Ameliyat sonrası çocukların kraniyofasiyal gelişim, solunum fonksiyonu, görme ve ağız sağlığını izlemek için düzenli kontrol randevularına ihtiyaçları vardır. Diş tedavisi sadece ortodonti ile sınırlı değildir; aynı zamanda çürüklerin kontrol altına alınması, hasarlı dişlerin onarılması, ağız hijyeni eğitimi verilmesi ve çocuğa ve ailesine psikolojik destek sağlanmasını da içerir.
Diş hekiminin rolü
Ağız ve çene cerrahları, Crouzon sendromlu hastaların erken teşhisinde, koordineli tedavisinde ve uzun süreli bakımında hayati ve vazgeçilmez bir rol oynamaktadır. Birçok çocukta ağız ve çene anomalileri ilk olarak, ebeveynlerin gömülü dişler, üst çenenin alt çenenin arkasına doğru çıkması, çapraz kapanış, konuşma bozuklukları veya çiğneme sırasında ağrı nedeniyle muayene için çocuklarını diş kliniklerine getirmesiyle teşhis edilir.
Ters ısırma, şiddetli diş sıkışıklığı, maksiller hipoplazi veya dar damak gibi anormal özelliklerin tanınması, erken şüphelenmeye ve kesin tanı için uygun yönlendirmeye yardımcı olabilir.
Crouzon sendromlu hastalarda dar ve geriye çekilmiş maksiller kemik nedeniyle obstrüktif uyku apnesi yaygındır.

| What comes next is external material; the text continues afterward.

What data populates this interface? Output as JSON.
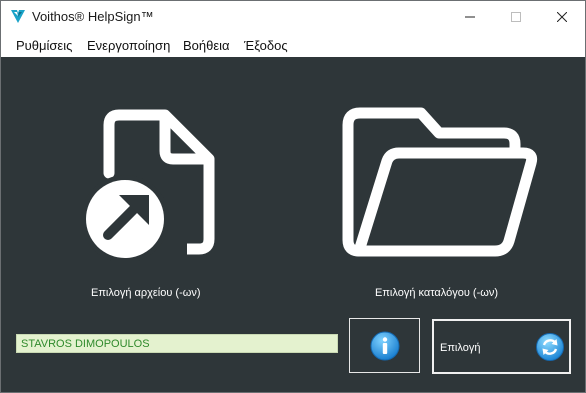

Bu nedenle, tedavi sırasında maksillofasiyal cerrahlar, kraniyofasiyal cerrahi ekibiyle iş birliği yaparak ameliyat öncesi ve sonrası ortodontik tedaviyi değerlendirir ve planlar, tutucu apareyler tasarlar ve çene kemiği gelişimini izler.
Çocuklarda erken dönemde çene genişletme ve çekme yöntemlerinin kullanılması, daha sonraki dönemlerde ameliyatı önleyebilir veya yetişkinlikte ameliyatı kolaylaştırabilir ve ayrıca çocuğun uyku kalitesini de iyileştirebilir.
Diş hekimleri ayrıca aileleri ağız bakımı, uygun beslenme ve müdahale sonrası nüks veya komplikasyon belirtilerini izleme konusunda eğitme ve tavsiyelerde bulunma konusunda da rol oynarlar.
Bu nadir görülen genetik bozukluk, zamanında tespit edilip tedavi edilmezse ciddi sonuçlara yol açabilir.
Teşhis ve tedavide multidisipliner iş birliği çok önemlidir ve diş hekimleri, şüphe aşamasından uzun vadeli fonksiyonel rehabilitasyona kadar hayati bir köprü görevi görür.
Çocukların ilk dişleri çıktığı anda diş kontrolüne götürmek, Crouzon sendromunun erken teşhisine yardımcı olmakla kalmaz, aynı zamanda diş fonksiyonlarını, estetiklerini, yaşam kalitelerini ve uykularını iyileştirme şansını da önemli ölçüde artırır.
Ebeveynlerin çocuklarının kraniyofasiyal ve oral gelişimini izlemede daha proaktif olmaları ve bu sendroma sahip çocuklara daha parlak bir gelecek sağlamak için tıbbi ekiplerle birlikte çalışmaları gerekmektedir.